For this particular patch, I need the All variants to check linkage. Without them, you can skip compiling a target specific library and not notice. If you really want, I can remove them and do just the compile step in this patch, but I don't really see why.

courbet added inline comments.Sep 2 2022, 7:55 AM
llvm/tools/llvm-exegesis/llvm-exegesis.cpp
301–304

I see, SG.

LGTM as a first step - any other comments?

LGTM as far as I'm concerned.

RKSimon accepted this revision.Sep 9 2022, 7:56 AM
This revision is now accepted and ready to land.Sep 9 2022, 7:56 AM
This revision was automatically updated to reflect the committed changes.

After landing this, I got a couple dozen build bot failure notices. A large fraction of them are warnings in unrelated files - I'm guessing the cmake change confused incremental bots - but at least one looks potentially relevant. Specifically, a polly bot (https://lab.llvm.org/buildbot#builders/56/builds/3201) is failing to link in the ARM target. I don't have a good theory on what might be happening, and can't (yet) reproduce.

Maybe missing AllTargetsDisassemblers? But not sure why that would only show up on that specific buildbot.

Maybe missing AllTargetsDisassemblers? But not sure why that would only show up on that specific buildbot.

That's my guess too. I'm going to land it as a speculative fix and see what the bots do.

It looks like disassembly is only initialized on one path, and that's still using the native calls. So if we didn't have the disassembler linked in, we'd see an error like this. No idea why we apparently getting a different link set in this case..

thakis added a subscriber: thakis.Sep 9 2022, 11:58 AM

FWIW, lli also uses this pattern I think.

FWIW, lli also uses this pattern I think.

I don't follow. LLI doesn't appear to have any target dependent code.

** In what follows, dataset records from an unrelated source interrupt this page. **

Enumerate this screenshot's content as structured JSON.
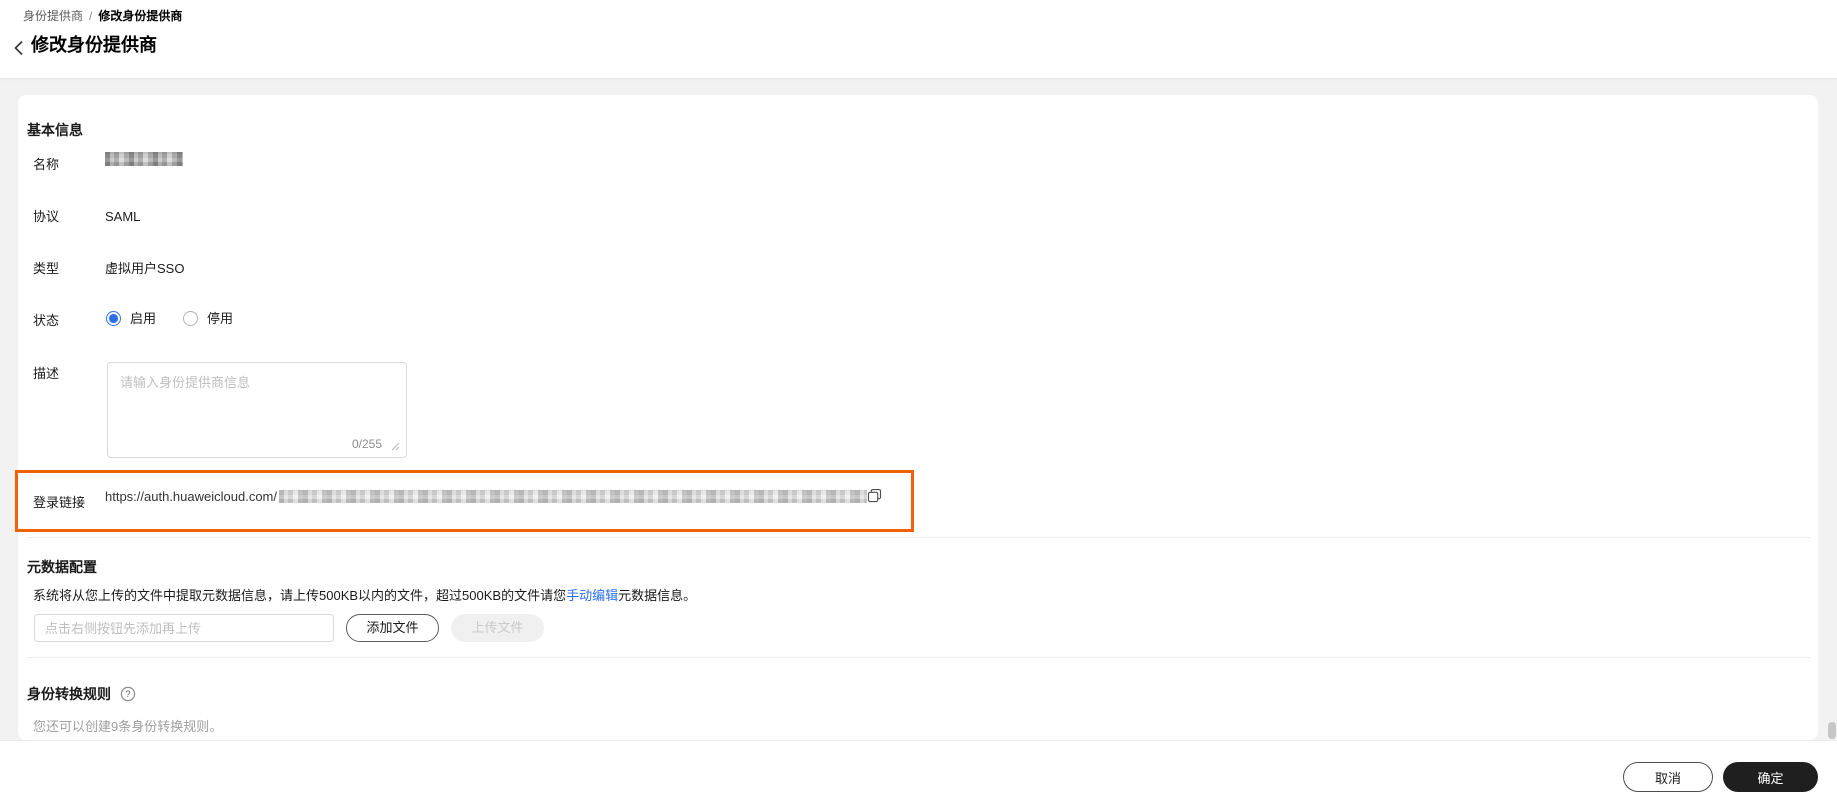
{
  "breadcrumb": {
    "parent": "身份提供商",
    "separator": "/",
    "current": "修改身份提供商"
  },
  "page": {
    "title": "修改身份提供商"
  },
  "basic_info": {
    "heading": "基本信息",
    "name": {
      "label": "名称",
      "value_redacted": true
    },
    "protocol": {
      "label": "协议",
      "value": "SAML"
    },
    "type": {
      "label": "类型",
      "value": "虚拟用户SSO"
    },
    "status": {
      "label": "状态",
      "options": [
        {
          "label": "启用",
          "selected": true
        },
        {
          "label": "停用",
          "selected": false
        }
      ]
    },
    "description": {
      "label": "描述",
      "placeholder": "请输入身份提供商信息",
      "value": "",
      "counter": "0/255"
    },
    "login_link": {
      "label": "登录链接",
      "url_visible_prefix": "https://auth.huaweicloud.com/",
      "url_rest_redacted": true,
      "highlighted": true,
      "highlight_color": "#F26007"
    }
  },
  "metadata_config": {
    "heading": "元数据配置",
    "description": {
      "prefix": "系统将从您上传的文件中提取元数据信息，请上传500KB以内的文件，超过500KB的文件请您",
      "link": "手动编辑",
      "suffix": "元数据信息。"
    },
    "file_input": {
      "placeholder": "点击右侧按钮先添加再上传",
      "value": ""
    },
    "add_file_button": "添加文件",
    "upload_file_button": "上传文件",
    "upload_file_disabled": true
  },
  "identity_rules": {
    "heading": "身份转换规则",
    "hint": "您还可以创建9条身份转换规则。"
  },
  "footer": {
    "cancel_label": "取消",
    "confirm_label": "确定"
  },
  "colors": {
    "accent_blue": "#2B6EF5",
    "highlight_orange": "#F26007",
    "primary_button_bg": "#1F1F1F",
    "page_bg": "#F2F2F2"
  }
}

FWIW, lli also uses this pattern I think.

I don't follow. LLI doesn't appear to have any target dependent code.

I mean that it also depends on native.

Unrelatedly, the "native" target in llvm-exegesis gets initialized due to the LLVM_EXEGESIS_INITIALIZE_NATIVE_TARGET=Initialize${LLVM_EXEGESIS_NATIVE_ARCH}ExegesisTarget in llvm/tools/llvm-exegesis/CMakeLists.txt. How do the non-native targets get initialized?

FWIW, lli also uses this pattern I think.

I don't follow. LLI doesn't appear to have any target dependent code.

I mean that it also depends on native.

Unrelatedly, the "native" target in llvm-exegesis gets initialized due to the LLVM_EXEGESIS_INITIALIZE_NATIVE_TARGET=Initialize${LLVM_EXEGESIS_NATIVE_ARCH}ExegesisTarget in llvm/tools/llvm-exegesis/CMakeLists.txt. How do the non-native targets get initialized?